Illustrious History
Notes for Dan Conte
The band was formed in 2003 to play for the annual 4th of July parade and celebration in Brooklin. As with many Maine towns, Brooklin had had a town band for years in the 1900s, but not since the 1970s. Original members of the revived band still with us are Jon Hopkins (founder), Holbrook Williams, Dan Snyder, Tracy Spencer and Dick Kane, with Don and Lee Holmes joining soon after.
We now number 22 when we all show up, and we come from all over the peninsula and beyond. We practice once a week year round and are always looking for new players to join us. Please see any member of the band if you might be interested. Most of us played once in the deep, dark past and have and have found our instruments and our lips again. We perform several times a year at area nursing homes, at Last Night in Blue Hill, for the 4th, of course, and for other groups like the Brooklin Keeping Society and Parker Ridge.
2013 Dance, March and Celebrate
- Brigadoon
- Carousel
- “Colonel Bogey” March
- Fiddler on the Roof
- “Invercargill” March
- March “National Emblem"
- Minka’s Sleigh Ride\
- Music Man
- My Fair Lady
- Star Spangled Spectacular
Glorious Past Seasons
- The Thunderer – John Phillip Sousa (1854 – 1932) The March King. After directing the Marine Corps band, he formed his own famous band in 1892 and toured the country and the world with it for years. He is the best-known composer of marches, writing 136 of them, including The Thunderer. He also found time to invent a marching band version of the tuba, which came to be known as the Sousaphone.

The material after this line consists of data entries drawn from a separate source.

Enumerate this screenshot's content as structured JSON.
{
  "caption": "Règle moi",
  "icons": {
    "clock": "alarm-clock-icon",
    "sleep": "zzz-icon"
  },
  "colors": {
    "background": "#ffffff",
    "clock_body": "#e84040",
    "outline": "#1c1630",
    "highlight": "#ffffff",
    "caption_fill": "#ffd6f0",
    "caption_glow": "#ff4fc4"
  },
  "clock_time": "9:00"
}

- Alexander’s Ragtime Band – Composed by Irving Berlin (born Isadore Israel Baline in 1888 in Siberia). This was his first “hit”, written for the vaudeville stage in 1911, when he was 23 years old. It was popularized that year by Al Jolsen. Other hit versions over the years have been recorded by such people as Bessie Smith, Louis Armstrong, Bing Crosby and Bob Wills.
- You’re a Grand Old Flag. – Composed by George M. Cohan (1878-1942). Written for the stage show “George Washington, Jr.” in 1906. It was the first song written for a musical to sell over 1 million copies of sheet music.
- Orpheus in a Jam – an arrangement (with apologies to Jacques Offenbach) by Forrest Buchtel. A riff on the famous Can-can from Offenbach’s opera “Orpheus in the Underworld”, written in 1858 in Paris.
- Irish Tune from County Derry – an arrangement of the traditional Irish tune called “Danny Boy” or “Londonderry Air”.
- Waves of the Danube – The greatest hit of the Romanian composer Ion Ivanovici (1845-1902). He was prolific composer of dance tunes and led a band that toured in Eastern Europe at the same time Sousa was touring in the US.
- Stodola Pumpa – A Czech folk tune in the polka style. The name means literally Barn Pump.
- Georgia Cakewalk – A ragtime style tune written by Kerry Mills in 1897 and recorded by Ma Rainey, among others.
- Basin Street Blues – The famous tune written by Spencer Williams in 1926 and made famous by Louis Armstrong with his 1928 recording.
- The Liberty Bell – another of Sousa’s famous marches, written in 1893, and also known as the theme music for Monty Python’s Flying Circus.
- A Shaker Hymn – This is the tune “Simple Gifts”, composed by Joseph Brackett in 1848. Brackett was a Shaker, born in Cumberland Maine in 1797. He died in New Gloucester in 1848. The melody was used by Aaron Copeland in “Appalachian Spring”
- Old Tent Meeting – an arrangement of traditional tunes by James Ployhar.
- Joshua – An arrangement of the traditional African-American spiritual, Joshua Fit the Battle of Jericho
- Rock Around the Clock – Probably the first Rock and Roll hit, recorded by Bill Haley and the Comets in 1955
- Tiger Rag – Recorded in 1917 by The Original Dixieland Jazz Band and written by several members of the band.
- Washington Post – Perhaps the best known of Sousa’s marches.